En raison de désordres affectant la toiture et particulièrement les plaques ondulées, après expertises amiables, la société Arcm et son assureur, la Smabtp, ont fait assigner la société Sil en référé expertise. Par ordonnance du 2 juillet 2015, le juge saisi a fait droit à la demande. Le rapport de l’expert a été déposé le 25 avril 2017.
Par acte du 9 novembre 2017, l’Earl des Picaros a fait assigner la société Arcm et son assureur, la Smabtp, afin d’obtenir la somme de 83 250 euros en réparation de son préjudice.
Pour mettre un terme au litige, par protocole transactionnel, la Smabtp s’est engagée à verser à la société des Picaros la somme de 33 680 euros en réparation de ce préjudice. En contrepartie, elle s’est engagée à subroger la Smabtp dans tous ses droits et actions à l’encontre de la société Sil.
Par exploit d’huissier du 2 janvier 2020, la Smabtp a fait assigner la société Sil afin d’obtenir le paiement de la somme de 33 680 euros en principal outre intérêts capitalisés, une somme de 10 663,79 euros au titre de l’article 700 du code de procédure civile outre les dépens.
Par conclusions d’incident du 30 octobre 2020, la société Sil a soulevé in limine litis l’incompétence du tribunal judiciaire de Rouen au profit du tribunal italien de Brescia, l’irrecevabilité de l’acte introductif d’instance, la prescription de l’action au regard du droit international privé, du droit italien, du droit français.
Par ordonnance du 24 novembre 2022, le juge de la mise en état du tribunal judiciaire de Rouen a :
– débouté la Smabtp de sa demande,
– déclaré le tribunal judiciaire de Rouen territorialement incompétent au profit du tribunal italien de Brescia,
– condamné la Smabtp aux dépens,
– condamné la Smabtp à verser à la société Italiana Lastre la somme de 2 000 euros au titre de l’article 700 du code de procédure civile.
Par déclaration reçue au greffe le 18 janvier 2023, la Smabtp a formé appel de la décision.
Par décision du président de chambre du 27 février 2023, l’affaire a été fixée, suivant les dispositions des articles 905 et suivants du code de procédure civile, à bref délai.

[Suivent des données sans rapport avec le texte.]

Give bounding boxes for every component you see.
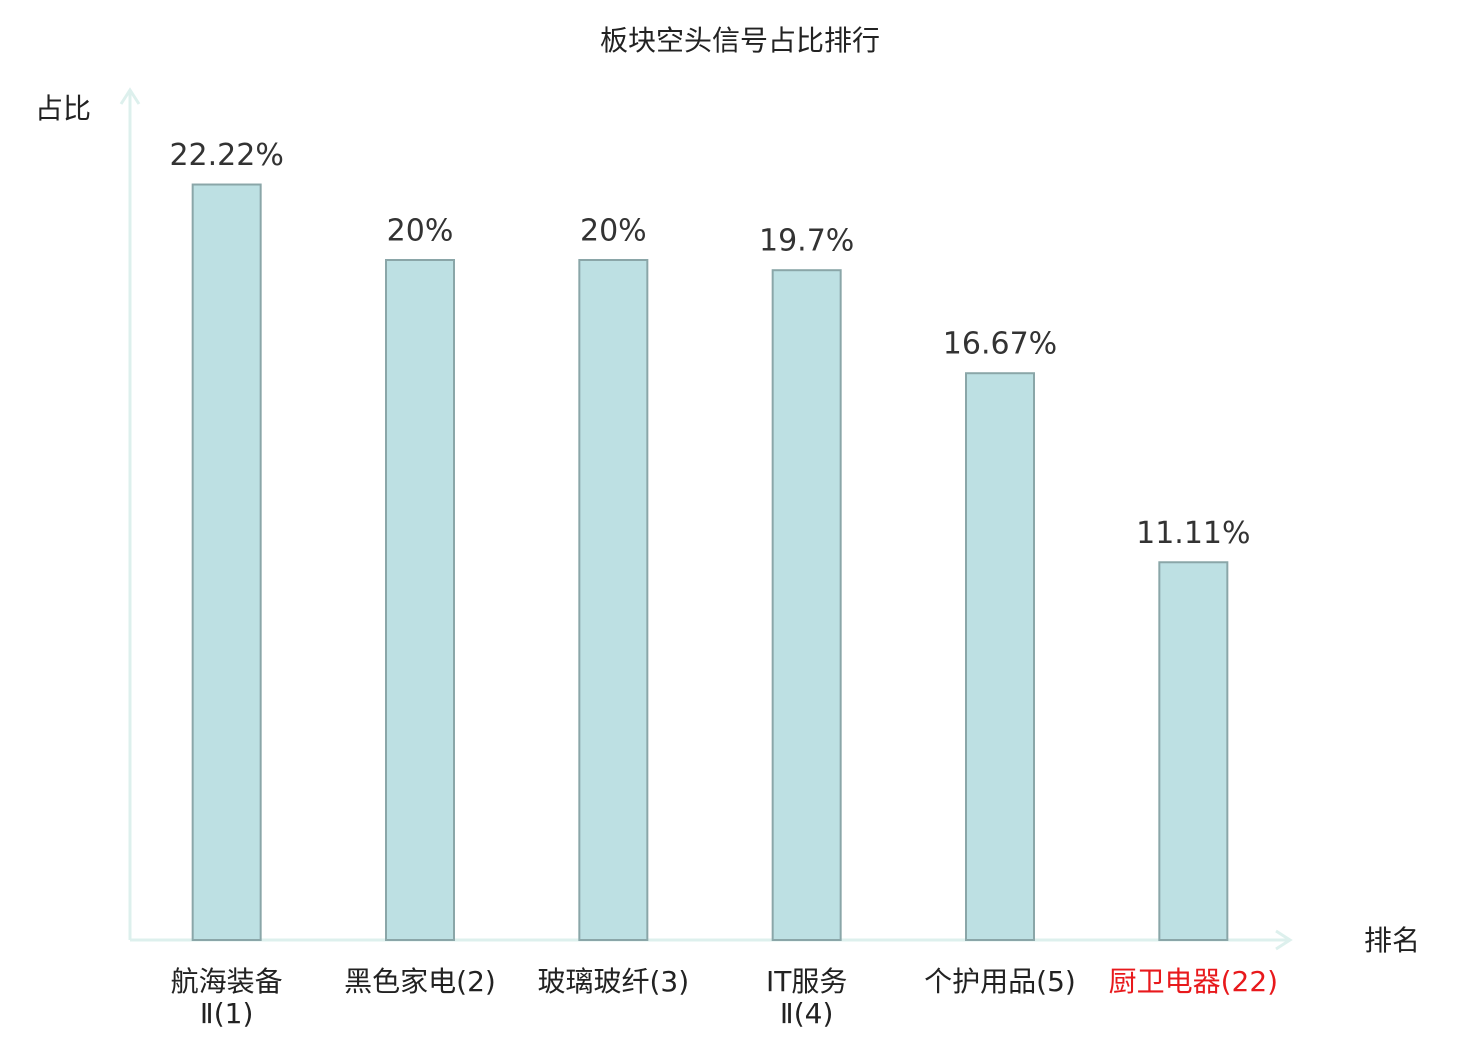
bar	[771, 269, 842, 941]
x-tick-label: 航海装备 Ⅱ(1)	[170, 965, 283, 1030]
x-tick-label: 黑色家电(2)	[344, 965, 496, 998]
value-label: 16.67%	[943, 327, 1057, 362]
value-label: 22.22%	[169, 138, 283, 173]
x-tick-label: 个护用品(5)	[924, 965, 1076, 998]
x-axis-label: 排名	[1364, 924, 1420, 957]
y-axis-arrow	[119, 87, 141, 105]
x-tick-label: 厨卫电器(22)	[1108, 965, 1279, 998]
value-label: 20%	[387, 214, 454, 249]
value-label: 11.11%	[1136, 516, 1250, 551]
bar	[578, 259, 649, 941]
x-axis-arrow	[1275, 929, 1293, 951]
chart-title: 板块空头信号占比排行	[600, 24, 880, 57]
value-label: 20%	[580, 214, 647, 249]
bar	[965, 372, 1035, 942]
y-axis-label: 占比	[35, 92, 91, 125]
x-tick-label: 玻璃玻纤(3)	[537, 965, 690, 998]
bar	[191, 183, 262, 941]
bar	[385, 259, 455, 941]
x-tick-label: IT服务 Ⅱ(4)	[765, 965, 848, 1030]
value-label: 19.7%	[759, 224, 854, 259]
bar	[1158, 561, 1229, 941]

EXPOSE DES PRETENTIONS ET MOYENS DES PARTIES
Par dernières conclusions notifiées le 26 juin 2023, la Smabtp demande à la cour de :
– réformer l’ordonnance entreprise en toutes ses dispositions,
statuant à nouveau,
– déclarer la Smabtp recevable en son action et son instance,
– débouter la société Sil de sa demande de prescription de l’action diligentée par elle,
– débouter la société Sil de sa demande de déchéance de l’action diligentée par elle,
– débouter la Sil de ses demandes à son encontre,
– dire et juger que le tribunal judiciaire de Rouen est compétent pour connaître du litige entre elle et la société Sil,
– renvoyer les parties devant le tribunal territorialement compétent pour qu’il soit statué sur l’affaire,
– condamner la société Sil au paiement de la somme de 5 000 euros sur le fondement des dispositions de l’article 700 du code de procédure civile au titre des frais irrépétibles engagés dans le cadre de l’incident,
– condamner la société Sil au paiement des dépens de première instance et d’appel dont distraction au profit de Me Caroline Scolan (Selarl Gray et Scolan) conformément aux dispositions de l’article 699 du code de procédure civile.

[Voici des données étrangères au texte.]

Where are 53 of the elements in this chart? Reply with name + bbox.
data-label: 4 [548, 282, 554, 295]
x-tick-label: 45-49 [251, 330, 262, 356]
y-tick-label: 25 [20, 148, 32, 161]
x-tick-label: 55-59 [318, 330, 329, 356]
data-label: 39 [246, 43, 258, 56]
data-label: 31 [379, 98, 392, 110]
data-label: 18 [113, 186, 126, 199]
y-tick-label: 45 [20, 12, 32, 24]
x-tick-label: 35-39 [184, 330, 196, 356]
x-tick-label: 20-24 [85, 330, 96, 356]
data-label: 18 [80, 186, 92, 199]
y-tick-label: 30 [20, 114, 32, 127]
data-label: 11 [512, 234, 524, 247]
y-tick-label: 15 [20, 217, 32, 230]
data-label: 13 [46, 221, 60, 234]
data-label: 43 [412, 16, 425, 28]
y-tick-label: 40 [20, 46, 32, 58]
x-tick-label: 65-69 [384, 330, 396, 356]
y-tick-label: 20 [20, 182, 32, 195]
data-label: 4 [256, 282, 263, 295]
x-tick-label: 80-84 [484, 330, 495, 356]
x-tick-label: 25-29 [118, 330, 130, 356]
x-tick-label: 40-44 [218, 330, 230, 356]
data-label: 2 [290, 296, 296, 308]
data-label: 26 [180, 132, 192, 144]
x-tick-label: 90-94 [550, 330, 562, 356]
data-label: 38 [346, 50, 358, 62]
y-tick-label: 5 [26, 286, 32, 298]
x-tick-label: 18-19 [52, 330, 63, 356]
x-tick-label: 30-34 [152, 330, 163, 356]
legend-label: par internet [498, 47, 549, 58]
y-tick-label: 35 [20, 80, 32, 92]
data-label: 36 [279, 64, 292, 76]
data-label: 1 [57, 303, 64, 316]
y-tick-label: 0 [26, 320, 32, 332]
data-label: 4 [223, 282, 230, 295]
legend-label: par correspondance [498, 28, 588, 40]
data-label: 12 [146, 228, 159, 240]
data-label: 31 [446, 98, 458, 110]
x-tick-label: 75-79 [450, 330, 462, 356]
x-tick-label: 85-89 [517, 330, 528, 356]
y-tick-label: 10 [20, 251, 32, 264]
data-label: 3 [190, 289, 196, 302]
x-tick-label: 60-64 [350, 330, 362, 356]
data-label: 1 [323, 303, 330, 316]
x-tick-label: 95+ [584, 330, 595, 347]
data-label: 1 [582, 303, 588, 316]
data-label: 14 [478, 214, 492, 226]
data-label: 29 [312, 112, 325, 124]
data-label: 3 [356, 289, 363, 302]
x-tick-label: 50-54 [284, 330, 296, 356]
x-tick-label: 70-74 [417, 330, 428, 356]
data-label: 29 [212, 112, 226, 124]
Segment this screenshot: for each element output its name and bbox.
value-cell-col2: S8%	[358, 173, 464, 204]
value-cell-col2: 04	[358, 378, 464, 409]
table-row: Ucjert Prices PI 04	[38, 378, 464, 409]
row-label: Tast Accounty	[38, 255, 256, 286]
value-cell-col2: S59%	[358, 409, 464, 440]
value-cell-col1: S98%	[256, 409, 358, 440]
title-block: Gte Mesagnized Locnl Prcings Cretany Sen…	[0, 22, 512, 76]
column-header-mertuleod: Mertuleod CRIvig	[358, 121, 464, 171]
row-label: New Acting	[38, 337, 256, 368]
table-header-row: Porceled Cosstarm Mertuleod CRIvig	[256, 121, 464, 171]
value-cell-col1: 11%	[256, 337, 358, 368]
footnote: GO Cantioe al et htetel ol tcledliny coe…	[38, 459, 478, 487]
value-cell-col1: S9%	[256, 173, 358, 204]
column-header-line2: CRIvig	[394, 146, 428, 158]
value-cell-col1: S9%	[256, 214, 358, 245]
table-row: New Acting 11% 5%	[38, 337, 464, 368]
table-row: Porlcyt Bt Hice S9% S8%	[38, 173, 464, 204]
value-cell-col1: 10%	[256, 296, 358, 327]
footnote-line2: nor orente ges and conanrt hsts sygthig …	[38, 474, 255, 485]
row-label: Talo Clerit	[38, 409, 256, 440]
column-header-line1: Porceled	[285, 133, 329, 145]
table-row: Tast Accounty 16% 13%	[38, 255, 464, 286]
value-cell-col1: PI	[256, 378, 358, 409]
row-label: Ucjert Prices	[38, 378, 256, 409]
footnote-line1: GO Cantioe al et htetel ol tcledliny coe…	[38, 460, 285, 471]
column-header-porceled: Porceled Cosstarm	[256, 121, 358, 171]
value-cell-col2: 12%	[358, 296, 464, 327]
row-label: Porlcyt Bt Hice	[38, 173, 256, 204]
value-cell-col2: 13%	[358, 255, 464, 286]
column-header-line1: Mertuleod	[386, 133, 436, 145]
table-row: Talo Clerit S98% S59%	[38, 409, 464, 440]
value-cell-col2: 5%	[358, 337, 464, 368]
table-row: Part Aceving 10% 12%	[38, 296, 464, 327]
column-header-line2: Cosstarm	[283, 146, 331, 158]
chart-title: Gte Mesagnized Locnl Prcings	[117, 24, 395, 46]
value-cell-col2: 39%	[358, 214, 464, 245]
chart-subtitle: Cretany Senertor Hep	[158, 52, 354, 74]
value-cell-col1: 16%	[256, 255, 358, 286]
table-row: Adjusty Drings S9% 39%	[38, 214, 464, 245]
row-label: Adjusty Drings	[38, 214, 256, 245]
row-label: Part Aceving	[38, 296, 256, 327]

La Smabtp fait valoir que le premier juge a commis une erreur de droit en raisonnant en droit français et en jugeant que la Smabtp intervenait en qualité de subrogée dans les droits de la société Arcm alors qu’elle a toujours agi en qualité de subrogée dans les droits et actions du maître d’ouvrage, l’Earl des Picaros, exclusivement. Elle s’oppose aux conclusions de la société Sil qui prétend que l’action engagée par la Smabtp est nécessairement contractuelle tant en sa qualité de subrogée du fabricant que subrogée de la société Arcm, que de ses propres déclarations.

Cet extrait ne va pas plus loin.